Myriam Djegham : La destruction du code du travail en France a des objectifs similaires à ceux que nous connaissons en Belgique avec la Loi Peeters. Renforcer les liens avec les militants qui travaillent en France dans les mêmes secteurs est déterminant. Cela contribue à établir les bases d’un mouvement transfrontalier des travailleurs et travailleuses.

Ce ne sont pas des attaques qui sont vécues uniquement au niveau national. Les attaques contre la sécurité sociale ou contre les services publics sont programmées et voulues par l’Union européenne. Nous devons donc parvenir à avoir une riposte syndicale internationale, et bien sûr, au-delà, avec tout le mouvement citoyen.
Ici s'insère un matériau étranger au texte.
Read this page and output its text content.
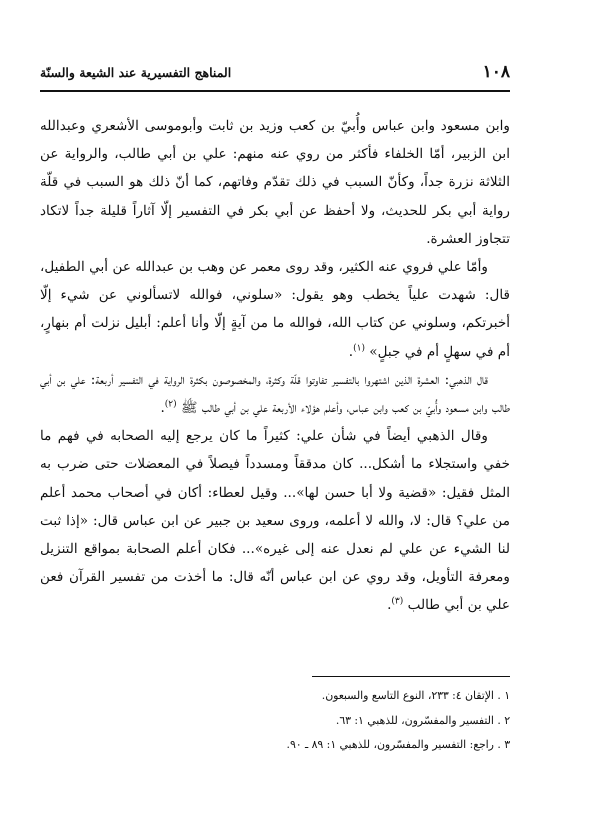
١٠٨
المناهج التفسيرية عند الشيعة والسنّة

وابن مسعود وابن عباس وأُبيّ بن كعب وزيد بن ثابت وأبوموسى الأشعري وعبدالله ابن الزبير، أمّا الخلفاء فأكثر من روي عنه منهم: علي بن أبي طالب، والرواية عن الثلاثة نزرة جداً، وكأنّ السبب في ذلك تقدّم وفاتهم، كما أنّ ذلك هو السبب في قلّة رواية أبي بكر للحديث، ولا أحفظ عن أبي بكر في التفسير إلّا آثاراً قليلة جداً لاتكاد تتجاوز العشرة.

وأمّا علي فروي عنه الكثير، وقد روى معمر عن وهب بن عبدالله عن أبي الطفيل، قال: شهدت علياً يخطب وهو يقول: «سلوني، فوالله لاتسألوني عن شيء إلّا أخبرتكم، وسلوني عن كتاب الله، فوالله ما من آيةٍ إلّا وأنا أعلم: أبليل نزلت أم بنهارٍ، أم في سهلٍ أم في جبلٍ» $^{(١)}$.

قال الذهبي: العشرة الذين اشتهروا بالتفسير تفاوتوا قلّة وكثرة، والمخصوصون بكثرة الرواية في التفسير أربعة: علي بن أبي طالب وابن مسعود وأُبيّ بن كعب وابن عباس، وأعلم هؤلاء الأربعة علي بن أبي طالب ﷺ $^{(٢)}$.

وقال الذهبي أيضاً في شأن علي: كثيراً ما كان يرجع إليه الصحابه في فهم ما خفي واستجلاء ما أشكل... كان مدققاً ومسدداً فيصلاً في المعضلات حتى ضرب به المثل فقيل: «قضية ولا أبا حسن لها»... وقيل لعطاء: أكان في أصحاب محمد أعلم من علي؟ قال: لا، والله لا أعلمه، وروى سعيد بن جبير عن ابن عباس قال: «إذا ثبت لنا الشيء عن علي لم نعدل عنه إلى غيره»... فكان أعلم الصحابة بمواقع التنزيل ومعرفة التأويل، وقد روي عن ابن عباس أنّه قال: ما أخذت من تفسير القرآن فعن علي بن أبي طالب $^{(٣)}$.

١ . الإتقان ٤: ٢٣٣، النوع التاسع والسبعون.
٢ . التفسير والمفسّرون، للذهبي ١: ٦٣.
٣ . راجع: التفسير والمفسّرون، للذهبي ١: ٨٩ ـ ٩٠.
Aujourd’hui, si l’on veut mener efficacement ce combat en Belgique, on doit le mener également à une échelle internationale. D’abord en solidarité avec les travailleurs français, puis il faut rencontrer les travailleurs espagnols et d’autres pays pour nous unir face aux mesures qui sont, elles, européennes. La lutte, pour être gagnante, doit dépasser les frontières nationales.

POUR : Et pour ces dizaines de milliers de manifestants français, comment cette solidarité belge est-elle vue et vécue ?

Myriam Djegham : D’abord, les manifestants et un large public nous ont témoigné des moments de gros enthousiasme, d’applaudissements, et même d’accolades. Pour eux, savoir que des belges sont venus en car les soutenir, cela renforce l’évidence de la légitimité de leur lutte.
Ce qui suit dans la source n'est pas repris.